Torah Posting: וילך
This one’s really short. Just 30 verses. Mosheh has completed his transmission — and his appeal to the people’s hearts and minds. Now it’s time for his closing statement.
“I am now 120 years old,” he tells them. “I can no longer be busy. Moreover, God told me I will not cross the Jordan.” In fact, God will cross the Jordan before the people and wipe out the land’s inhabitants. Faithful Yehoshu’a will lead the people in Mosheh’s stead, as God has said. Mosheh promises the people’s enemies will be vanquished and implores them to have faith and not fear.
Mosheh calls Yehoshu’a up before all the people and formally charges him with leadership. Then, the text says, Mosheh wrote down the Torah and handed it to the priests. (Remember what we’ve recently covered about what “this Torah” may or may not be.) Then he instructs them to read the Torah aloud every seventh year, during the year when the land is allowed to rest, at the time of the festival of Sukkot. Gather all the people together in the sukkah and let them hear every word of the Torah, so that everyone — especially new generations who were not physically present for the events in the Torah — can relive them and understand their place in them.
We do not still do this, exactly; we now read the whole Torah in sections every year, as Torah Posting has documented this year. But the timing of it is preserved. The later holiday of Simchat Torah ends the celebration of Sukkot, and this is the day when the last parashah is read, we dance and sing with the Torah as a community, and then we read the first parashah, starting over again.
The end of summer and beginning of fall (in the northern hemisphere) is an incredibly dense time in the Jewish calendar. Remember, the Torah follows the ancient way of marking the year as beginning in the spring, so when giving us the timing for the sounding of the shofar, the Torah refers to it as the New Moon of the seventh month. As we read parashat וילך, that New Moon is about to happen. The later rabbinic tradition times the creation of the world to that date, and that anniversary is what inclines the rabbis to mark it as the start of the liturgical calendar year, Rosh Hashanah (“head of the year”).
So Jewish time involves a richly interlocking series of ways to track the time — agricultural, liturgical, botanical, civil, so many kinds of years — and while Passover, springtime, the liberation from slavery, is the beginning of the year in the Torah, the religious year surrounding the Torah begins at the first New Moon of fall. On the New Moon, we sound the shofar. Then, 10 days later, we fast and purify on Yom Kippur. Four days after that, on the Full Moon, we hold the week-long festival of Sukkot, and at the end, we celebrate the completion of the Torah and start it over again.

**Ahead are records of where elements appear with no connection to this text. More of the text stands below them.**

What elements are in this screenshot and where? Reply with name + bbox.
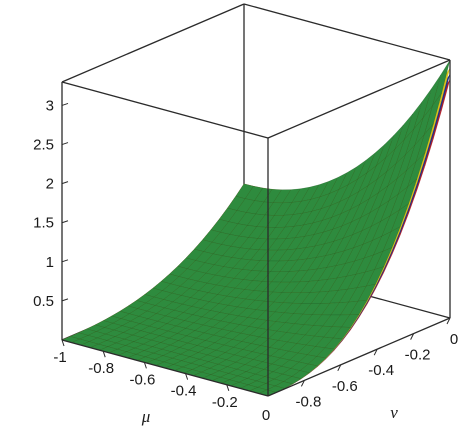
z-tick-mark (61, 181, 69, 185)
bounding-box-front (61, 3, 451, 397)
nu-tick-mark (410, 333, 415, 340)
surface-4 (61, 59, 451, 397)
mu-tick-label: -1 (53, 349, 66, 366)
nu-tick-label: -0.6 (332, 378, 358, 395)
mu-tick-mark (102, 351, 106, 358)
mu-axis-label: μ (141, 407, 151, 426)
z-tick-mark (61, 220, 69, 224)
z-tick-label: 1 (46, 254, 54, 271)
nu-tick-mark (373, 348, 378, 356)
box-edge-floor-front-right (267, 317, 451, 397)
mu-tick-label: -0.6 (129, 371, 155, 388)
box-edge-top-back (243, 3, 451, 61)
mu-tick-label: -0.2 (212, 394, 238, 411)
z-tick-mark (61, 298, 69, 302)
z-tick-mark (61, 142, 69, 146)
box-edge-top-front (61, 81, 269, 139)
mu-tick-mark (143, 362, 147, 369)
nu-tick-mark (446, 317, 451, 325)
nu-axis-label: ν (390, 403, 398, 422)
z-tick-mark (61, 102, 69, 106)
z-tick-label: 2.5 (33, 137, 54, 154)
surfaces (61, 59, 451, 397)
z-tick-mark (61, 259, 69, 263)
nu-tick-label: 0 (450, 331, 458, 348)
nu-tick-mark (337, 364, 342, 372)
mu-tick-mark (61, 339, 65, 347)
box-edge-floor-front-left (61, 339, 269, 397)
nu-tick-mark (300, 380, 305, 387)
box-edge-top-right (267, 59, 451, 139)
mu-tick-label: -0.4 (171, 383, 197, 400)
z-tick-label: 3 (46, 97, 54, 114)
mu-tick-mark (226, 384, 230, 391)
z-tick-label: 0.5 (33, 293, 54, 310)
nu-tick-label: -0.8 (295, 393, 321, 410)
z-tick-label: 1.5 (33, 215, 54, 232)
nu-tick-label: -0.2 (405, 347, 431, 364)
corner-tick-label: 0 (262, 407, 270, 424)
z-tick-label: 2 (46, 176, 54, 193)
mu-tick-mark (185, 373, 189, 380)
mu-tick-label: -0.8 (88, 360, 114, 377)
nu-tick-label: -0.4 (368, 362, 394, 379)
box-edge-top-left (61, 3, 245, 83)
axis-ticks: 0.5 1 1.5 2 2.5 3 -1 -0.8 -0.6 -0.4 -0.2 -0.8 -0.6 -0… (33, 97, 458, 424)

When it comes to the cycle of reading the Torah, this last part goes more slowly than at any time of year, because we read special parshiyot pertaining to the holiday during the weeks of the major holidays. As I write this, there are only two quick parshiyot left, but the Moon still has a sizeable slice of its waning crescent left — the Shabbat when we read this parashah is on the 25th of Elul this year — and it will be the 23rd of Tishrei when we finish the cycle. So let’s not dwell on the end yet! We still have a month to go!

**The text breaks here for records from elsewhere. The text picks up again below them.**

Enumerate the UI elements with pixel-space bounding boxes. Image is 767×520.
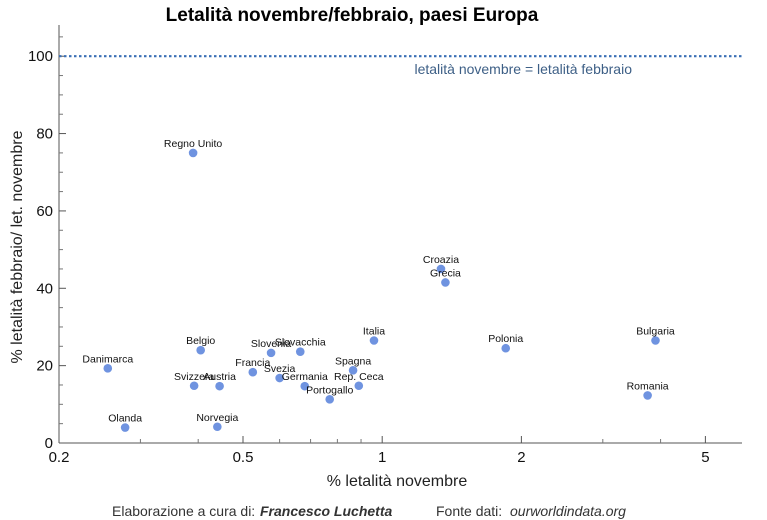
data-point-label: Norvegia xyxy=(196,412,238,424)
data-point xyxy=(120,423,130,432)
x-axis-label: % letalità novembre xyxy=(327,473,468,490)
source-label: Fonte dati: xyxy=(436,503,503,519)
data-point xyxy=(651,336,660,345)
data-point-label: Regno Unito xyxy=(164,138,223,150)
data-point-label: Belgio xyxy=(186,335,215,347)
data-point xyxy=(248,367,258,377)
plot-area: 0 20 40 60 80 100 0.2 0.5 1 2 5 letalità novembre =… xyxy=(28,25,742,466)
data-point-label: Spagna xyxy=(335,355,371,367)
data-point xyxy=(188,148,198,158)
author-name: Francesco Luchetta xyxy=(260,503,393,519)
data-point-label: Svizzera xyxy=(174,371,214,383)
data-point-label: Portogallo xyxy=(306,384,353,396)
credit-label: Elaborazione a cura di: xyxy=(112,503,256,519)
y-tick-label: 80 xyxy=(36,126,53,143)
data-point xyxy=(295,347,305,357)
x-tick-label: 2 xyxy=(517,449,525,466)
scatter-chart: Letalità novembre/febbraio, paesi Europa… xyxy=(9,5,742,490)
data-point xyxy=(354,381,364,391)
data-point xyxy=(325,394,335,404)
y-tick-label: 100 xyxy=(28,48,53,65)
y-tick-label: 60 xyxy=(36,203,53,220)
data-point-label: Slovenia xyxy=(251,338,291,350)
y-tick-label: 40 xyxy=(36,280,53,297)
data-point-label: Croazia xyxy=(423,254,459,266)
data-point-label: Rep. Ceca xyxy=(334,371,384,383)
data-point-label: Polonia xyxy=(488,333,523,345)
y-tick-label: 0 xyxy=(45,435,53,452)
data-point-label: Svezia xyxy=(264,363,296,375)
y-axis-label: % letalità febbraio/ let. novembre xyxy=(9,130,26,363)
x-tick-label: 5 xyxy=(701,449,709,466)
data-point xyxy=(300,381,310,391)
source-name: ourworldindata.org xyxy=(510,503,626,519)
data-point-label: Romania xyxy=(627,380,669,392)
data-point-label: Austria xyxy=(203,371,236,383)
data-point-label: Danimarca xyxy=(82,353,133,365)
chart-footer: Elaborazione a cura di: Francesco Luchet… xyxy=(0,503,767,520)
data-point xyxy=(196,345,205,355)
data-point xyxy=(501,343,511,353)
data-point xyxy=(348,365,358,375)
data-point xyxy=(103,364,113,373)
data-point-label: Germania xyxy=(282,371,328,383)
data-point xyxy=(436,264,446,274)
x-tick-label: 0.5 xyxy=(233,449,254,466)
data-point xyxy=(189,381,199,391)
data-point xyxy=(266,348,276,358)
data-point xyxy=(369,336,379,345)
chart-title: Letalità novembre/febbraio, paesi Europa xyxy=(166,5,539,26)
data-point-label: Grecia xyxy=(430,267,461,279)
data-point-label: Bulgaria xyxy=(636,326,675,338)
data-point xyxy=(275,373,284,383)
data-point xyxy=(441,278,450,287)
x-tick-label: 1 xyxy=(378,449,386,466)
x-tick-label: 0.2 xyxy=(49,449,70,466)
reference-line-label: letalità novembre = letalità febbraio xyxy=(414,61,632,77)
data-point xyxy=(213,422,222,432)
data-point xyxy=(215,381,224,391)
data-point-label: Francia xyxy=(235,357,270,369)
data-point xyxy=(643,391,652,400)
data-point-label: Italia xyxy=(363,326,385,338)
data-point-label: Slovacchia xyxy=(275,337,326,349)
y-tick-label: 20 xyxy=(36,358,53,375)
data-point-label: Olanda xyxy=(108,413,142,425)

Of course, where we last left our hero, Mosheh, a month is no time in this 40-year wander that’s about to end. With the instructions for this recitation of the Torah complete, God calls to him and says, “The time is drawing near for you to die.” God tells Mosheh to bring Yehoshu’a to the Tent of Meeting, so that he can receive his formal transmission of leadership from God directly.
God appears to them as a pillar of cloud resting at the entrance of the tent. Addressing Mosheh, God says that after he dies here shortly, the people will promptly go astray after the alien gods in their midst in the land they are about to enter, just as Mosheh has been telling them not to do. God warns Mosheh that this is going to go poorly for them; God will hide God’s countenance from them. God gives this as a reason Mosheh must transmit textual teachings to them, so they can eventually remember — but rather than call it a תורה, a Teaching, God calls it a שירה, a Song. The text says Mosheh wrote down the song that very day and taught it to the people.
Then God turns to Yehoshu’a, son of Nun, and gives him just a brief word of encouragement.
After Mosheh has finished writing down the Torah, he takes it to the Levites who carry the Ark and charges them to place the book beside it as an extra witness to the deviations from the teaching that are about to occur upon his death. He tells them to call all the elders and leaders of the tribes to him, so he may warn them about what is about to happen when the people enter the land, get high on conquest, become comfortable in their newfound abundance, and forget the rigors of their trials they faced under the leadership of Mosheh, who will no longer be with them. As his last act of living leadership, Mosheh begins to sing the Song.